Florida resident Richard Bullard wants to keep his software and his good name. He was arrested last year on charges that he attempted to extort $25,000 from the Okaloosa County Property Appraiser’s Office, but a recent court ruling appears to be on his side.
Bullard’s legal troubles began shortly after he retired from the Property Appraiser’s Office in July 2015. During his employment there, he developed a computer program that extracted information from the office’s database, which employees used to compile reports.
According to his arrest report, prior to departing, Bullard inserted a licensing key into the program that only he could unlock. When his former co-workers discovered they were locked out of the program, he informed them that he had designed the program to quit working, and that he would need to be compensated $25,000 if they wanted to continue to use it.

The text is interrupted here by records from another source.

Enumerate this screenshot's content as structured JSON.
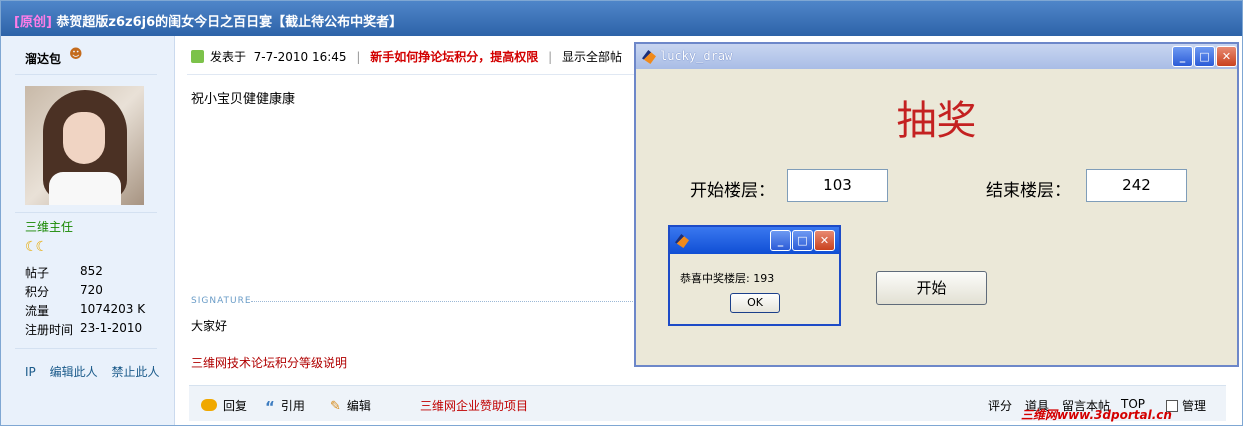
{
  "thread": {
    "tag": "[原创]",
    "title": "恭贺超版z6z6j6的闺女今日之百日宴【截止待公布中奖者】"
  },
  "author": {
    "name": "溜达包",
    "rank": "三维主任",
    "stats": [
      {
        "label": "帖子",
        "value": "852"
      },
      {
        "label": "积分",
        "value": "720"
      },
      {
        "label": "流量",
        "value": "1074203 K"
      },
      {
        "label": "注册时间",
        "value": "23-1-2010"
      }
    ],
    "actions": [
      "IP",
      "编辑此人",
      "禁止此人"
    ]
  },
  "post": {
    "posted_prefix": "发表于",
    "posted_time": "7-7-2010 16:45",
    "promo_link": "新手如何挣论坛积分，提高权限",
    "show_all": "显示全部帖",
    "message": "祝小宝贝健健康康",
    "signature_label": "SIGNATURE",
    "signature": "大家好",
    "rules_link": "三维网技术论坛积分等级说明"
  },
  "actions": {
    "reply": "回复",
    "quote": "引用",
    "edit": "编辑",
    "sponsor": "三维网企业赞助项目",
    "rate": "评分",
    "props": "道具",
    "leave_msg": "留言本帖",
    "top": "TOP",
    "manage": "管理"
  },
  "watermark": "三维网www.3dportal.cn",
  "lucky_draw": {
    "window_title": "lucky_draw",
    "heading": "抽奖",
    "start_floor_label": "开始楼层：",
    "start_floor": "103",
    "end_floor_label": "结束楼层：",
    "end_floor": "242",
    "start_button": "开始"
  },
  "result_dialog": {
    "message": "恭喜中奖楼层: 193",
    "ok": "OK"
  },
  "colors": {
    "title_bar": "#2d63a8",
    "heading_red": "#c42121",
    "promo_red": "#d20000",
    "window_bg": "#ebe8d8",
    "dialog_border": "#1d4bc7"
  },
  "icons": [
    "gender-icon",
    "posted-icon",
    "reply-icon",
    "quote-icon",
    "edit-icon",
    "matlab-icon",
    "minimize-icon",
    "maximize-icon",
    "close-icon"
  ]
}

Bullard’s argument was that he designed the program, so he had ownership rights to it. The Property Appraiser’s Office disagreed, stating because Bullard had designed the program on work time, they owned the rights to it.
“Basically, it was a question of ownership of intellectual property,” Bullard’s attorney, West Ritchie, told The Northwest Florida Daily News. “When he left, the Property Appraiser’s Office believed they owned the software. But writing a computer program was outside the scope of his employment, and Judge Brown was very specific in his order that he had a right to the software.”
Judge John T. Brown dismissed the charge against Bullard. The State Attorney’s Office declined to appeal the judge’s ruling, and now Bullard has asked Ritchie to send a “cease-and-desist” order to the Property Appraiser’s Office, demanding they stop using the software immediately if they haven’t already done so.